For the last 3 months I have been using a Philips Wake-Up Light Alarm Clock to help me wake get out of bed with a more positive attitude.

Philips Wake-Up Light Alarm Clock

I used to have an alarm on my phone set for 06:30 every day, but now I have the light alarm set for 06:00. It actually turns on at 05:30 and gradually brightens over half an hour. I usually wake up before the light reaches its full luminosity, and I’m fully awake and ready to go before 06:30 without feeling like I have been rudely awoken.

Unfortunately I had to make a modification to the alarm to get it to work the way I actually wanted. Because I got the least expensive version, it didn’t include any options for changing the alarm sound. I don’t understand why this alarm has such an annoying, loud, high pitched beep for something which is meant to wake you more naturally.

Why did Philips add an annoying beep to an alarm that is meant to wake you naturally? Totally bizarre.

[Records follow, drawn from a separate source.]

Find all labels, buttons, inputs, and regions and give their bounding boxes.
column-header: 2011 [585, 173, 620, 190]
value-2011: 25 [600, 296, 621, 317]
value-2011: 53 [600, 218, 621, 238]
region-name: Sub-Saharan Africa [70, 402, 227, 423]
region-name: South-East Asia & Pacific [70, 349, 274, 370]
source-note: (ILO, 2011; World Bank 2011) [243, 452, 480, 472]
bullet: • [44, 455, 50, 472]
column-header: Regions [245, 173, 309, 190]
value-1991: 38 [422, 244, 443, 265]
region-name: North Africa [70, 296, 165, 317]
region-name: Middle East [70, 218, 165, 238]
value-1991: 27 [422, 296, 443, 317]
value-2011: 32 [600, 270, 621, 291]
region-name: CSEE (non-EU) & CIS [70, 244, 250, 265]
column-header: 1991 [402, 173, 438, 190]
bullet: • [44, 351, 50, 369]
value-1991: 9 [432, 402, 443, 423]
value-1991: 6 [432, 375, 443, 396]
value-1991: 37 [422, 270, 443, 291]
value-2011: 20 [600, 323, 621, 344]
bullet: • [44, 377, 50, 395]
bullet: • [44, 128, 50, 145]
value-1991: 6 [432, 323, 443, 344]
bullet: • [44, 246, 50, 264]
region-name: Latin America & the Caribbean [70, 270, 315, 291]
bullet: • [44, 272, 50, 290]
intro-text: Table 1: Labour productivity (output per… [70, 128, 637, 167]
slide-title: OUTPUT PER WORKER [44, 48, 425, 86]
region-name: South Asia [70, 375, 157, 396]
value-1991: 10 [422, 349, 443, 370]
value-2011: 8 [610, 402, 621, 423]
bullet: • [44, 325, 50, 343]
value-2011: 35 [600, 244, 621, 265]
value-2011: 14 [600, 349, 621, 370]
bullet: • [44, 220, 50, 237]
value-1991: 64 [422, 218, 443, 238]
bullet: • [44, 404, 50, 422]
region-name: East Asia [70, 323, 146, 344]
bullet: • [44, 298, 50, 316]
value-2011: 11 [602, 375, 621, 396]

Anyway, using my Leatherman I cut open the alarm and removed the offending speaker. Now the light comes on in the morning and automatically stays on for two hours before switching itself off. No interaction required. (And yes, I could have done a better job at opening it up, but I can’t stress how annoying the beep is…)

I’m really pleased with it now, though there is definitely room for improvement. Philips do make a number of other models in the range, however a lot of them include features like radio that I don’t care for. I’ll certainly be looking at using this method to wake from now on – especially in the winter months.